Giovanni Porzio is one of Italy’s greatest reporters and a passionate sailor. In his book “The Sea is Never the Same,” he recreated the essence of reportage, that is, “reporting” from a journey news, but also stories, feelings and images. It is from this very book that the story whose second part can be found here is taken.
At dawn we are left with the black silhouette of Stromboli on our starboard side. The volcano, which they respectfully call Iddu here, spits fiery lapilli and is shrouded in a blanket of sulfurous clouds. In the afternoon we spot the peninsula’s shoreline and call the small harbor of Scario, which Heikell’s Italian Water Pilot describes as one of the most pleasant on the coast: they want 150 euros for one night. Then we contact Marina di Camerota: there is no place. is fortunate, because the deserted anchorage we find in the roadstead southeast of Cape Palinuro is perfect: sandy bottom, shoals of wrasse and a sky quilted with stars.
Heading up north we glide along a beautiful and yet overcrowded coastline.
In Acciaroli, where we would like to stop for shopping, the confusion at the harbor mouth is such that we are forced to desist. The fabulous white beach of Ogliastra is also unapproachable: we round Punta Licosa without stopping and continue to Amalfi, buoyed by a pleasant breeze. We arrive under a red sky of clouds ablaze with sunset, and immediately I catch sight of the Cathedral steps. It encloses the Cloister of Paradise: with its intertwined arches and slender twin columns, it is one of the masterpieces of Arab-Norman art, the marvelous fruit of the meeting of East and West.
We wheel ourselves in front of the amphitheater of the glorious Republic that gave seafarers the compass (how many ships and how many lives it has saved over the centuries!), giving bottom at a fair distance to two immense yachts with helicopters on the deck and crew in impeccable seafaring uniforms: both fly Caribbean flags-shadows.
The ruins of the arsenal excite the imagination: I imagine the Amalfitans hauling ships ashore, the shipwrights, the smell of pitch from the caulking, the sacks of spices, the shouts of the merchants. On the main street, the delicate landscape of the village, interwoven with pastel-colored facades and fleeing architectural planes and temporalities, is as per italic custom gouged by the obscene flood of boutiques, clothing stores and “local products”: a profusion of “organic” limoncelli, citrus jams, taralli and cedar liqueurs. Flavors change in the land of Campania: from cannolo to sfogliatella, from sfincione to real pizza, from pecorino to mozzarella. And from the guitar to the mandolin, which among the tables of outdoor restaurants endures-and wretchedly insists! – for the delight of holidaymakers from beyond the Alps.
The wind does not deign to rise in the Bay of Naples, which looks like a highway. And in the flat calm, garbage and plastic bottles floating on the surface are even more visible. The pit stop for fuel on Capri is a nightmare: two hours in line for speedboats in fetid water that smells like sewage and an incessant trumpeting of hydrofoils and barges unloading sweaty tourists.
I read an amusing Capri anecdote in the Diary that my father wrote during a cruise aboard the splendid ketch Ganymede: “At the Cit, this morning, was Moravia: still fit despite his illness and the operation he had undergone. has aged and the nose has become more hooked, more Jewish. He asked in a hen-pecked voice for news of trains to Rome.”

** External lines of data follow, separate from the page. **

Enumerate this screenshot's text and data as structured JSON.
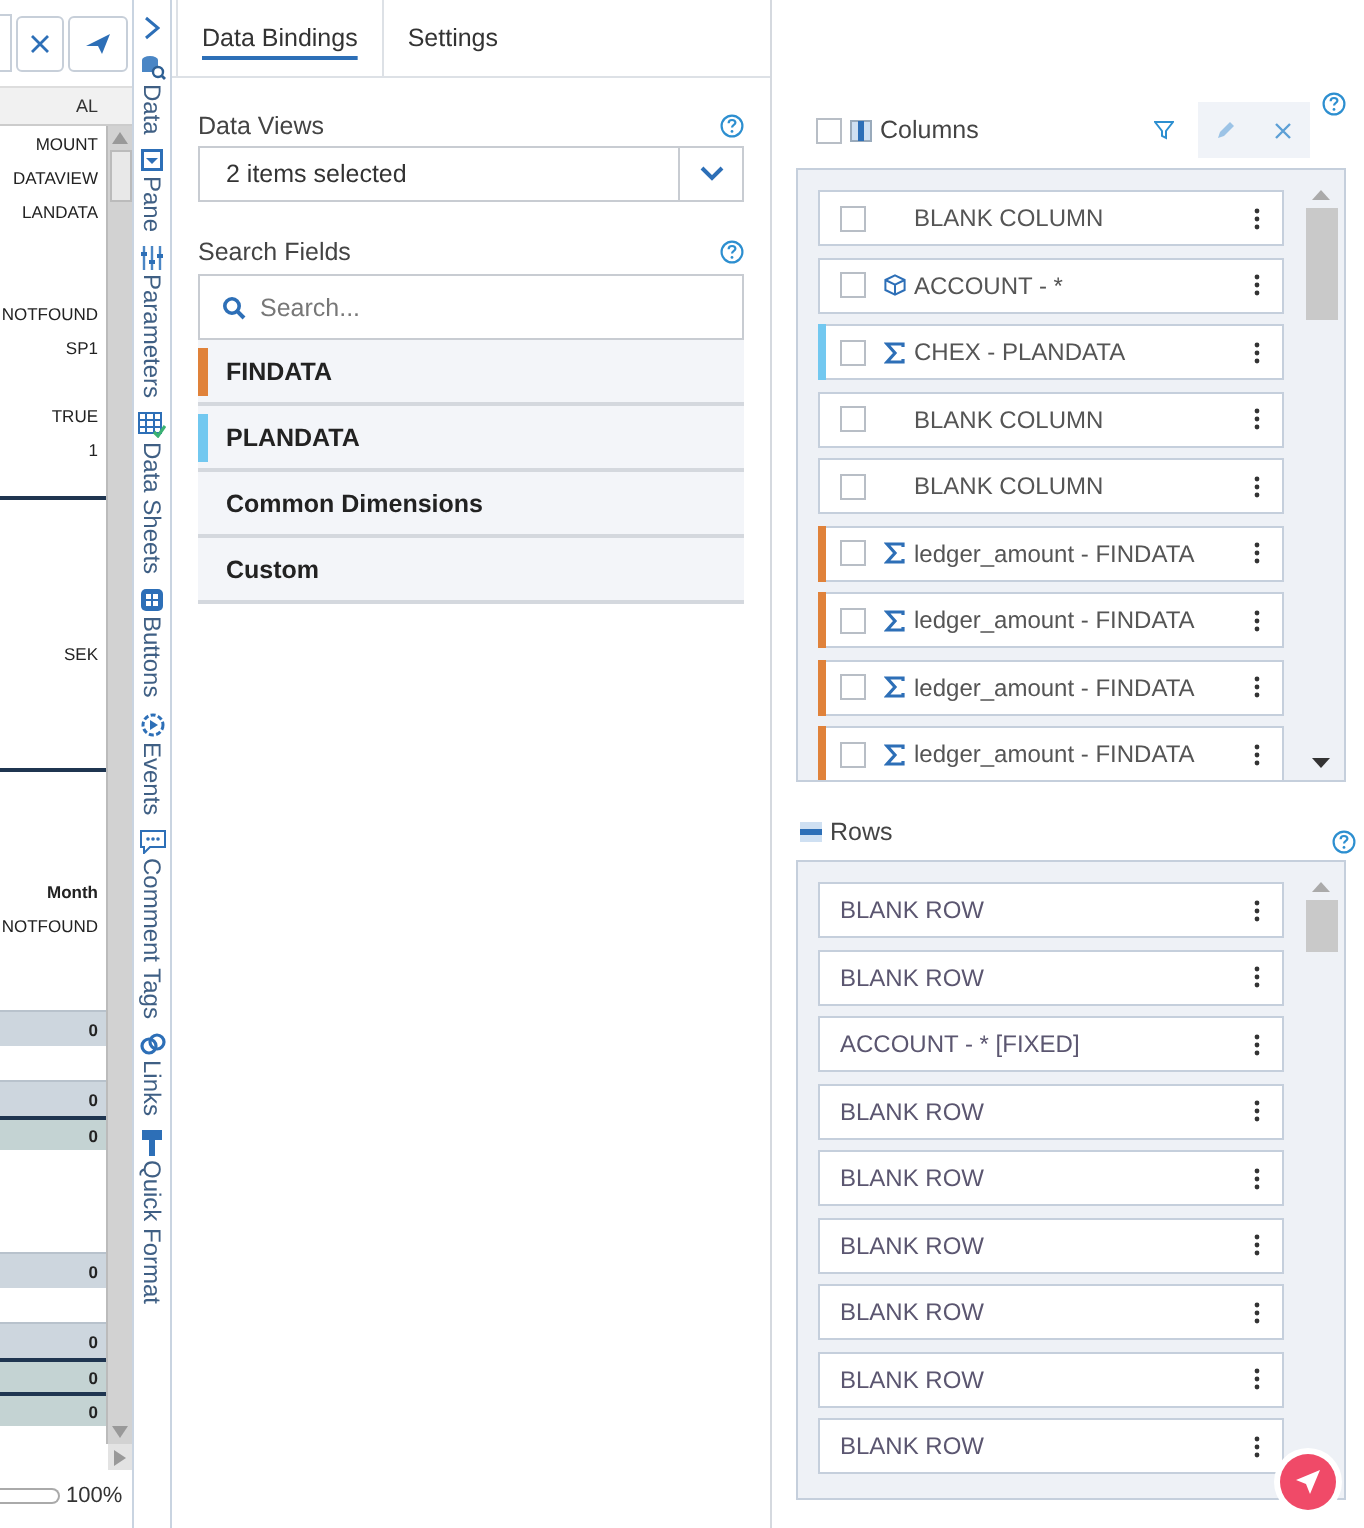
{
  "sheet": {
    "column_header": "AL",
    "rows": [
      {
        "kind": "cell",
        "text": "MOUNT"
      },
      {
        "kind": "cell",
        "text": "DATAVIEW"
      },
      {
        "kind": "cell",
        "text": "LANDATA"
      },
      {
        "kind": "blank"
      },
      {
        "kind": "blank"
      },
      {
        "kind": "cell",
        "text": "NOTFOUND"
      },
      {
        "kind": "cell",
        "text": "SP1"
      },
      {
        "kind": "blank"
      },
      {
        "kind": "cell",
        "text": "TRUE"
      },
      {
        "kind": "cell",
        "text": "1"
      },
      {
        "kind": "rule"
      },
      {
        "kind": "blank"
      },
      {
        "kind": "blank"
      },
      {
        "kind": "blank"
      },
      {
        "kind": "blank"
      },
      {
        "kind": "cell",
        "text": "SEK"
      },
      {
        "kind": "blank"
      },
      {
        "kind": "blank"
      },
      {
        "kind": "rule"
      },
      {
        "kind": "blank"
      },
      {
        "kind": "blank"
      },
      {
        "kind": "blank"
      },
      {
        "kind": "header",
        "text": "Month"
      },
      {
        "kind": "cell",
        "text": "NOTFOUND"
      },
      {
        "kind": "blank"
      },
      {
        "kind": "blank"
      },
      {
        "kind": "band",
        "text": "0"
      },
      {
        "kind": "blank"
      },
      {
        "kind": "band",
        "text": "0"
      },
      {
        "kind": "total",
        "text": "0"
      },
      {
        "kind": "blank"
      },
      {
        "kind": "blank"
      },
      {
        "kind": "blank"
      },
      {
        "kind": "band",
        "text": "0"
      },
      {
        "kind": "blank"
      },
      {
        "kind": "band",
        "text": "0"
      },
      {
        "kind": "total",
        "text": "0"
      },
      {
        "kind": "total",
        "text": "0"
      }
    ],
    "zoom": "100%"
  },
  "side_tabs": [
    {
      "label": "Data"
    },
    {
      "label": "Pane"
    },
    {
      "label": "Parameters"
    },
    {
      "label": "Data Sheets"
    },
    {
      "label": "Buttons"
    },
    {
      "label": "Events"
    },
    {
      "label": "Comment Tags"
    },
    {
      "label": "Links"
    },
    {
      "label": "Quick Format"
    }
  ],
  "tabs": [
    {
      "label": "Data Bindings",
      "selected": true
    },
    {
      "label": "Settings",
      "selected": false
    }
  ],
  "data_views": {
    "label": "Data Views",
    "value": "2 items selected"
  },
  "search_fields": {
    "label": "Search Fields",
    "placeholder": "Search..."
  },
  "field_groups": [
    {
      "label": "FINDATA",
      "color": "#e0823a"
    },
    {
      "label": "PLANDATA",
      "color": "#72c8f0"
    },
    {
      "label": "Common Dimensions"
    },
    {
      "label": "Custom"
    }
  ],
  "columns": {
    "label": "Columns",
    "checked": false,
    "items": [
      {
        "kind": "blank",
        "label": "BLANK COLUMN",
        "checked": false
      },
      {
        "kind": "dimension",
        "label": "ACCOUNT - *",
        "checked": false
      },
      {
        "kind": "measure",
        "label": "CHEX - PLANDATA",
        "checked": false,
        "color": "#72c8f0"
      },
      {
        "kind": "blank",
        "label": "BLANK COLUMN",
        "checked": false
      },
      {
        "kind": "blank",
        "label": "BLANK COLUMN",
        "checked": false
      },
      {
        "kind": "measure",
        "label": "ledger_amount - FINDATA",
        "checked": false,
        "color": "#e0823a"
      },
      {
        "kind": "measure",
        "label": "ledger_amount - FINDATA",
        "checked": false,
        "color": "#e0823a"
      },
      {
        "kind": "measure",
        "label": "ledger_amount - FINDATA",
        "checked": false,
        "color": "#e0823a"
      },
      {
        "kind": "measure",
        "label": "ledger_amount - FINDATA",
        "checked": false,
        "color": "#e0823a"
      }
    ]
  },
  "rows": {
    "label": "Rows",
    "items": [
      {
        "label": "BLANK ROW"
      },
      {
        "label": "BLANK ROW"
      },
      {
        "label": "ACCOUNT - * [FIXED]"
      },
      {
        "label": "BLANK ROW"
      },
      {
        "label": "BLANK ROW"
      },
      {
        "label": "BLANK ROW"
      },
      {
        "label": "BLANK ROW"
      },
      {
        "label": "BLANK ROW"
      },
      {
        "label": "BLANK ROW"
      }
    ]
  }
}
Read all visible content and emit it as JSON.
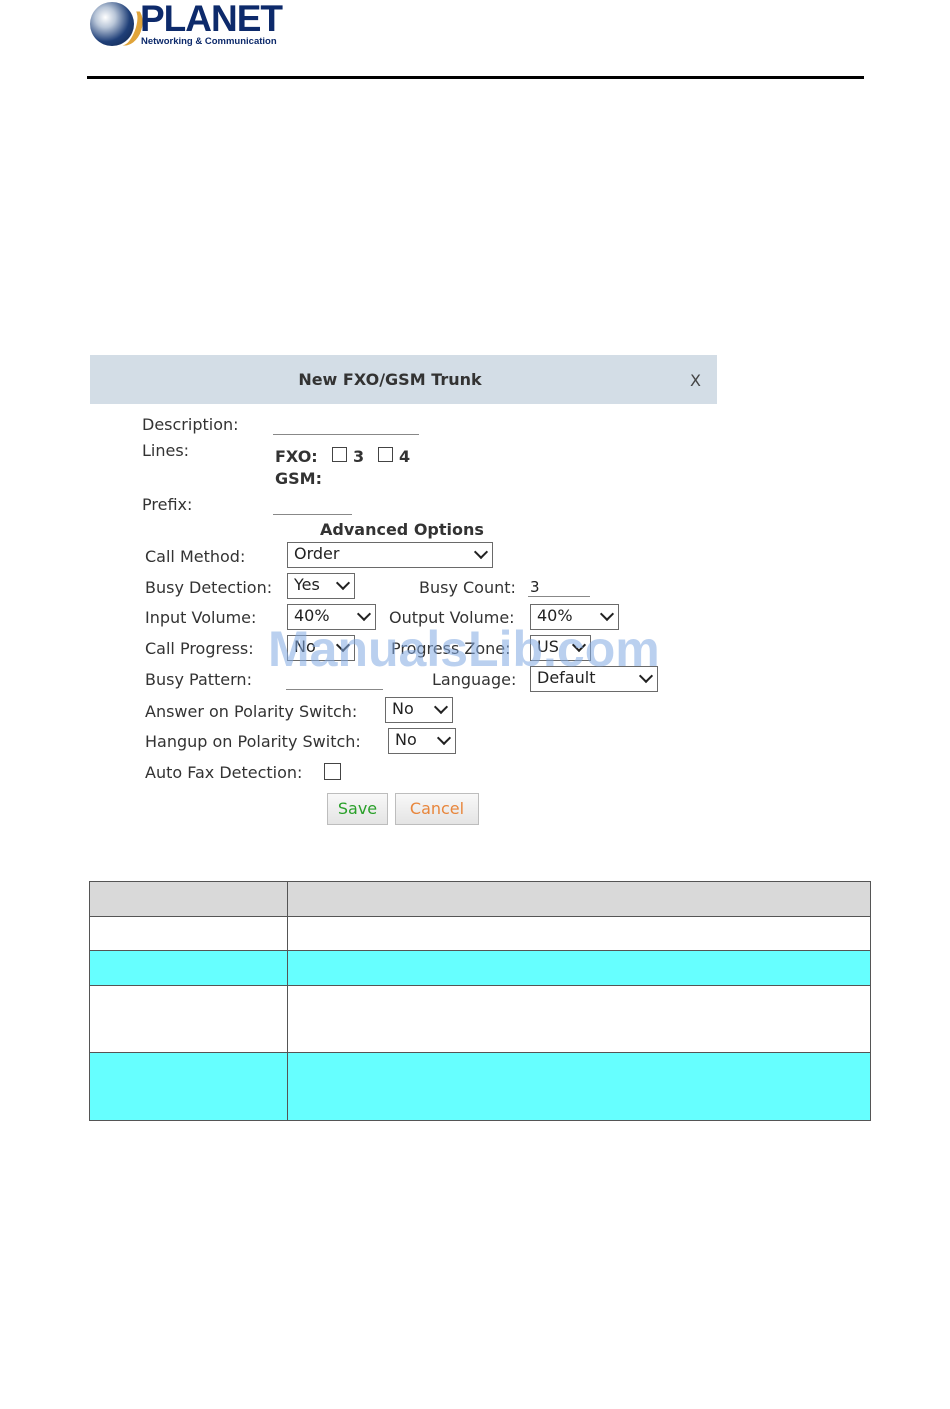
{
  "header": {
    "brand_name": "PLANET",
    "brand_tagline": "Networking & Communication"
  },
  "dialog": {
    "title": "New FXO/GSM Trunk",
    "close_label": "X",
    "description_label": "Description:",
    "description_value": "",
    "lines_label": "Lines:",
    "fxo_label": "FXO:",
    "fxo_ports": [
      "3",
      "4"
    ],
    "gsm_label": "GSM:",
    "prefix_label": "Prefix:",
    "prefix_value": "",
    "advanced_title": "Advanced Options",
    "call_method_label": "Call Method:",
    "call_method_value": "Order",
    "busy_detection_label": "Busy Detection:",
    "busy_detection_value": "Yes",
    "busy_count_label": "Busy Count:",
    "busy_count_value": "3",
    "input_volume_label": "Input Volume:",
    "input_volume_value": "40%",
    "output_volume_label": "Output Volume:",
    "output_volume_value": "40%",
    "call_progress_label": "Call Progress:",
    "call_progress_value": "No",
    "progress_zone_label": "Progress Zone:",
    "progress_zone_value": "US",
    "busy_pattern_label": "Busy Pattern:",
    "busy_pattern_value": "",
    "language_label": "Language:",
    "language_value": "Default",
    "answer_polarity_label": "Answer on Polarity Switch:",
    "answer_polarity_value": "No",
    "hangup_polarity_label": "Hangup on Polarity Switch:",
    "hangup_polarity_value": "No",
    "auto_fax_label": "Auto Fax Detection:",
    "save_label": "Save",
    "cancel_label": "Cancel"
  },
  "watermark": "ManualsLib.com",
  "table": {
    "rows": [
      {
        "style": "head",
        "c1": "",
        "c2": ""
      },
      {
        "style": "white",
        "c1": "",
        "c2": ""
      },
      {
        "style": "cyan",
        "c1": "",
        "c2": ""
      },
      {
        "style": "white",
        "c1": "",
        "c2": ""
      },
      {
        "style": "cyan",
        "c1": "",
        "c2": ""
      }
    ]
  },
  "colors": {
    "dialog_bar": "#d3dde6",
    "table_header": "#d9d9d9",
    "table_cyan": "#66ffff",
    "save_text": "#2aa02a",
    "cancel_text": "#e8863c",
    "brand": "#0d2a6b"
  }
}
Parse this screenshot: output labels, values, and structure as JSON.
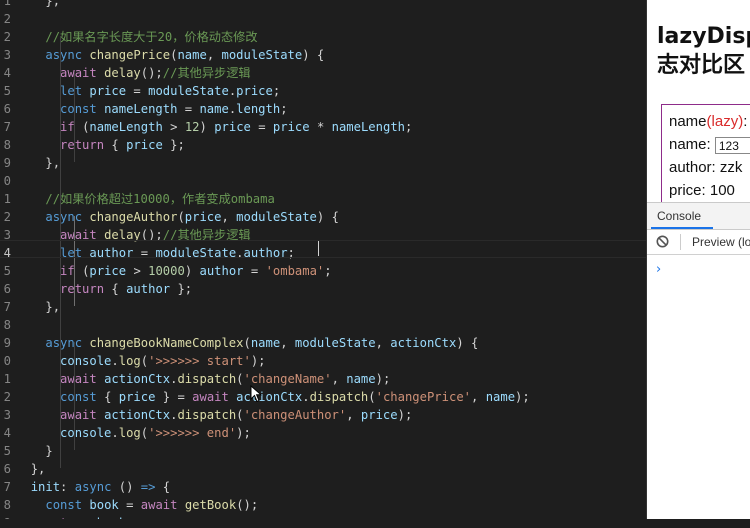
{
  "editor": {
    "lines": [
      {
        "num": "1",
        "html": "    <span class='p'>},</span>"
      },
      {
        "num": "2",
        "html": "  "
      },
      {
        "num": "2",
        "html": "    <span class='c'>//如果名字长度大于20，价格动态修改</span>"
      },
      {
        "num": "3",
        "html": "    <span class='k'>async</span> <span class='f'>changePrice</span><span class='p'>(</span><span class='v'>name</span><span class='p'>, </span><span class='v'>moduleState</span><span class='p'>) {</span>"
      },
      {
        "num": "4",
        "html": "      <span class='kc'>await</span> <span class='f'>delay</span><span class='p'>();</span><span class='c'>//其他异步逻辑</span>"
      },
      {
        "num": "5",
        "html": "      <span class='k'>let</span> <span class='v'>price</span> <span class='o'>=</span> <span class='v'>moduleState</span><span class='p'>.</span><span class='v'>price</span><span class='p'>;</span>"
      },
      {
        "num": "6",
        "html": "      <span class='k'>const</span> <span class='v'>nameLength</span> <span class='o'>=</span> <span class='v'>name</span><span class='p'>.</span><span class='v'>length</span><span class='p'>;</span>"
      },
      {
        "num": "7",
        "html": "      <span class='kc'>if</span> <span class='p'>(</span><span class='v'>nameLength</span> <span class='o'>&gt;</span> <span class='n'>12</span><span class='p'>)</span> <span class='v'>price</span> <span class='o'>=</span> <span class='v'>price</span> <span class='o'>*</span> <span class='v'>nameLength</span><span class='p'>;</span>"
      },
      {
        "num": "8",
        "html": "      <span class='kc'>return</span> <span class='p'>{ </span><span class='v'>price</span><span class='p'> };</span>"
      },
      {
        "num": "9",
        "html": "    <span class='p'>},</span>"
      },
      {
        "num": "0",
        "html": "  "
      },
      {
        "num": "1",
        "html": "    <span class='c'>//如果价格超过10000，作者变成ombama</span>"
      },
      {
        "num": "2",
        "html": "    <span class='k'>async</span> <span class='f'>changeAuthor</span><span class='p'>(</span><span class='v'>price</span><span class='p'>, </span><span class='v'>moduleState</span><span class='p'>) {</span>"
      },
      {
        "num": "3",
        "html": "      <span class='kc'>await</span> <span class='f'>delay</span><span class='p'>();</span><span class='c'>//其他异步逻辑</span>"
      },
      {
        "num": "4",
        "html": "      <span class='k'>let</span> <span class='v'>author</span> <span class='o'>=</span> <span class='v'>moduleState</span><span class='p'>.</span><span class='v'>author</span><span class='p'>;</span>"
      },
      {
        "num": "5",
        "html": "      <span class='kc'>if</span> <span class='p'>(</span><span class='v'>price</span> <span class='o'>&gt;</span> <span class='n'>10000</span><span class='p'>)</span> <span class='v'>author</span> <span class='o'>=</span> <span class='s'>'ombama'</span><span class='p'>;</span>"
      },
      {
        "num": "6",
        "html": "      <span class='kc'>return</span> <span class='p'>{ </span><span class='v'>author</span><span class='p'> };</span>"
      },
      {
        "num": "7",
        "html": "    <span class='p'>},</span>"
      },
      {
        "num": "8",
        "html": "  "
      },
      {
        "num": "9",
        "html": "    <span class='k'>async</span> <span class='f'>changeBookNameComplex</span><span class='p'>(</span><span class='v'>name</span><span class='p'>, </span><span class='v'>moduleState</span><span class='p'>, </span><span class='v'>actionCtx</span><span class='p'>) {</span>"
      },
      {
        "num": "0",
        "html": "      <span class='v'>console</span><span class='p'>.</span><span class='f'>log</span><span class='p'>(</span><span class='s'>'&gt;&gt;&gt;&gt;&gt;&gt; start'</span><span class='p'>);</span>"
      },
      {
        "num": "1",
        "html": "      <span class='kc'>await</span> <span class='v'>actionCtx</span><span class='p'>.</span><span class='f'>dispatch</span><span class='p'>(</span><span class='s'>'changeName'</span><span class='p'>, </span><span class='v'>name</span><span class='p'>);</span>"
      },
      {
        "num": "2",
        "html": "      <span class='k'>const</span> <span class='p'>{ </span><span class='v'>price</span><span class='p'> } </span><span class='o'>=</span> <span class='kc'>await</span> <span class='v'>actionCtx</span><span class='p'>.</span><span class='f'>dispatch</span><span class='p'>(</span><span class='s'>'changePrice'</span><span class='p'>, </span><span class='v'>name</span><span class='p'>);</span>"
      },
      {
        "num": "3",
        "html": "      <span class='kc'>await</span> <span class='v'>actionCtx</span><span class='p'>.</span><span class='f'>dispatch</span><span class='p'>(</span><span class='s'>'changeAuthor'</span><span class='p'>, </span><span class='v'>price</span><span class='p'>);</span>"
      },
      {
        "num": "4",
        "html": "      <span class='v'>console</span><span class='p'>.</span><span class='f'>log</span><span class='p'>(</span><span class='s'>'&gt;&gt;&gt;&gt;&gt;&gt; end'</span><span class='p'>);</span>"
      },
      {
        "num": "5",
        "html": "    <span class='p'>}</span>"
      },
      {
        "num": "6",
        "html": "  <span class='p'>},</span>"
      },
      {
        "num": "7",
        "html": "  <span class='v'>init</span><span class='p'>: </span><span class='k'>async</span> <span class='p'>() </span><span class='k'>=&gt;</span><span class='p'> {</span>"
      },
      {
        "num": "8",
        "html": "    <span class='k'>const</span> <span class='v'>book</span> <span class='o'>=</span> <span class='kc'>await</span> <span class='f'>getBook</span><span class='p'>();</span>"
      },
      {
        "num": "9",
        "html": "    <span class='kc'>return</span> <span class='v'>book</span><span class='p'>;</span>"
      }
    ]
  },
  "browser": {
    "title_line1": "lazyDisp",
    "title_line2": "志对比区",
    "panel": {
      "name_lazy_prefix": "name",
      "name_lazy_label": "(lazy)",
      "name_lazy_suffix": ":",
      "name_label": "name:",
      "name_input_value": "123",
      "author": "author: zzk",
      "price": "price: 100"
    },
    "console_tab": "Console",
    "preview_label": "Preview (lo",
    "prompt_glyph": "›"
  },
  "colors": {
    "editor_bg": "#1e1e1e",
    "keyword": "#569cd6",
    "control": "#c586c0",
    "function": "#dcdcaa",
    "variable": "#9cdcfe",
    "string": "#ce9178",
    "comment": "#6a9955",
    "number": "#b5cea8",
    "lazy_red": "#d92b2b",
    "panel_border": "#8e2c8a",
    "accent_blue": "#1a73e8"
  }
}
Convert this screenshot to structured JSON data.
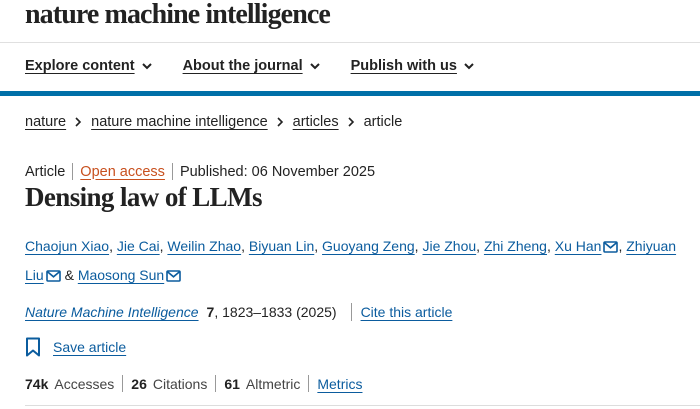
{
  "header": {
    "masthead": "nature machine intelligence"
  },
  "nav": {
    "items": [
      {
        "label": "Explore content"
      },
      {
        "label": "About the journal"
      },
      {
        "label": "Publish with us"
      }
    ]
  },
  "breadcrumb": {
    "items": [
      "nature",
      "nature machine intelligence",
      "articles",
      "article"
    ]
  },
  "article": {
    "type": "Article",
    "access": "Open access",
    "published": "Published: 06 November 2025",
    "title": "Densing law of LLMs",
    "authors": [
      {
        "name": "Chaojun Xiao",
        "sep": ", "
      },
      {
        "name": "Jie Cai",
        "sep": ", "
      },
      {
        "name": "Weilin Zhao",
        "sep": ", "
      },
      {
        "name": "Biyuan Lin",
        "sep": ", "
      },
      {
        "name": "Guoyang Zeng",
        "sep": ", "
      },
      {
        "name": "Jie Zhou",
        "sep": ", "
      },
      {
        "name": "Zhi Zheng",
        "sep": ", "
      },
      {
        "name": "Xu Han",
        "sep": ", "
      },
      {
        "name": "Zhiyuan Liu",
        "sep": " & "
      },
      {
        "name": "Maosong Sun",
        "sep": ""
      }
    ],
    "citation": {
      "journal": "Nature Machine Intelligence",
      "volume": "7",
      "pages_year": ", 1823–1833 (2025)",
      "cite_label": "Cite this article"
    },
    "save_label": "Save article",
    "metrics": {
      "accesses_value": "74k",
      "accesses_label": "Accesses",
      "citations_value": "26",
      "citations_label": "Citations",
      "altmetric_value": "61",
      "altmetric_label": "Altmetric",
      "metrics_link": "Metrics"
    }
  },
  "colors": {
    "accent_bar": "#0070a8",
    "link": "#0b5c9e",
    "open_access": "#c8501e"
  }
}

A Sant’Angelo d’Ischia we make a stopover to visit my mother, who for many years has been spending her summers at Donna Luisa’s, at the Garibaldi boarding house: rejuvenating thermal waters, sublime flavors, cascades of purple bougainvillea, hints of basil and lemongrass, the blue table of the sea and the outline of Capri on the horizon. They tell me, again, a nasty story of procurement, complaints and paperwork.